Ende Mai hatten rund 170 Beamte bei einer Razzia gegen die Letzte Generation Wohnungen und Geschäftsräume in sieben Bundesländern durchsucht, wie die Generalstaatsanwaltschaft München und das Bayerische Landeskriminalamt mitteilten. Der Tatvorwurf lautet auf Bildung beziehungsweise Unterstützung einer kriminellen Vereinigung. Die Aktivisten bestreiten, kriminell zu sein, obwohl mehrere Mitglieder der Gruppe wegen Straftaten verurteilt wurden, teils zu Haftstrafen. Die Razzia wurde von vielen Seiten als übertrieben kritisiert. Die Gruppe selbst beklagte unter anderem, ihre Mitglieder fühlten sich wie „Schwerverbrecher behandelt“. Von vielen anderen Seiten wurde die Durchsuchungsaktion aber auch verteidigt.
Kieler Landesregierung kündigt mehr Härte an
Unterdessen hat die schleswig-holsteinische Landesregierung erklärt, dass die Polizei bei Straftaten von radikalen Klimaschützern in Schleswig-Holstein künftig konsequenter vorgehen werde. „Es ist vorgesehen, dass die Aktionen der sogenannten Letzten Generation polizeilich konzentriert und dadurch beschleunigt bearbeitet werden“, sagte Innenministerin Sabine Sütterlin-Waack (CDU) am Donnerstag bei einem Besuch auf Sylt. Der Staatsschutz werde bei Straftaten künftig zentralisiert ermitteln.
Auf der Nordseeinsel traf sich die Ministerin mit Vertreterinnen und Vertretern von Polizei, Verwaltung und Politik. Dort hatten Mitglieder der Gruppe ein Privatflugzeug, eine Hotelbar und die Fassade eines Geschäfts mit Farbe besprüht.
Seit Februar registrierte die Polizei insgesamt 17 Protestaktionen der Gruppe in Schleswig-Holstein. „Die relevanten Straftaten waren Nötigung, Sachbeschädigung, Hausfriedensbruch und Verstoß gegen das Luftsicherheitsgesetz“, wie ein Sprecher des Landespolizeiamts der sagte.

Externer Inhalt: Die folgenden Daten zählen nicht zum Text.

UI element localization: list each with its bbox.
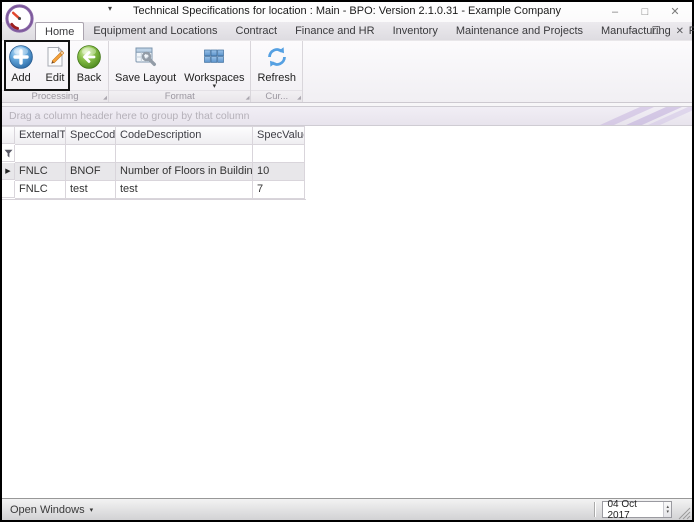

„Mittlerweile haben die Aktionen auf Sylt und in Neustadt in Holstein eine neue Qualität erreicht“, sagte Sütterlin-Waack. Der Rechtsstaat müsse alle zur Verfügung stehenden Möglichkeiten zur Gefahrenabwehr und zur Strafverfolgung ausschöpfen. „Die Meinungsfreiheit ist ein unverzichtbares Gut.“ Der Staat müsse aber auch dafür sorgen, dass Recht und Gesetz eingehalten werden. „Das sind wir allen Menschen schuldig, die sich an die Regeln in unserem Land halten.“
Sütterlin-Waack kündigte an, dass die Polizeipräsenz nach den jüngsten Vorkommnissen auf Sylt erhöht werden soll. Die Polizei passt zudem ihre Handlungsanweisung zum Umgang mit Festklebeaktionen an. „Darüber hinaus bereitet sich Schleswig-Holstein konkret darauf vor, in geeigneten Fällen bei den zuständigen Gerichten den Antrag zu stellen, Aktivistinnen und Aktivisten zur Verhinderung weiterer Straftaten in Präventivgewahrsam zu nehmen“, sagte die Juristin. Die Voraussetzungen dafür seien aber hoch. „Gleichwohl hat der Staat die Pflicht, alle zur Verfügung stehenden Mittel zur Gefahrenabwehr zu prüfen und selbstverständlich – soweit rechtlich zulässig – auch einzusetzen.“
Zuvor hatte Ministerpräsident Daniel Günther (CDU) bereits eine härtere Gangart angekündigt. „Bei der Letzten Generation handelt es sich um Kriminelle, die mit ihren Straftaten längst alle Grenzen überschritten haben“, sagte Günther. „Das Maß ist voll. Wir werden in Schleswig-Holstein jetzt alle Möglichkeiten ausschöpfen, die der Rechtsstaat bietet, um ihren Machenschaften das Handwerk zu legen.“
Am Dienstag hatte die Gruppe in Neustadt in Holstein eine Jacht mit Farbe besprüht. Außerdem wurde das Wasser im Jachthafen nach Polizeiangaben mit einem Farbstoff grün eingefärbt. Mit ihren Aktionen will die Letzte Generation nach eigenen Angaben darauf aufmerksam machen, dass reiche Menschen mit ihrem Lebensstil deutlich mehr Kohlendioxid produzieren als Normalbürger.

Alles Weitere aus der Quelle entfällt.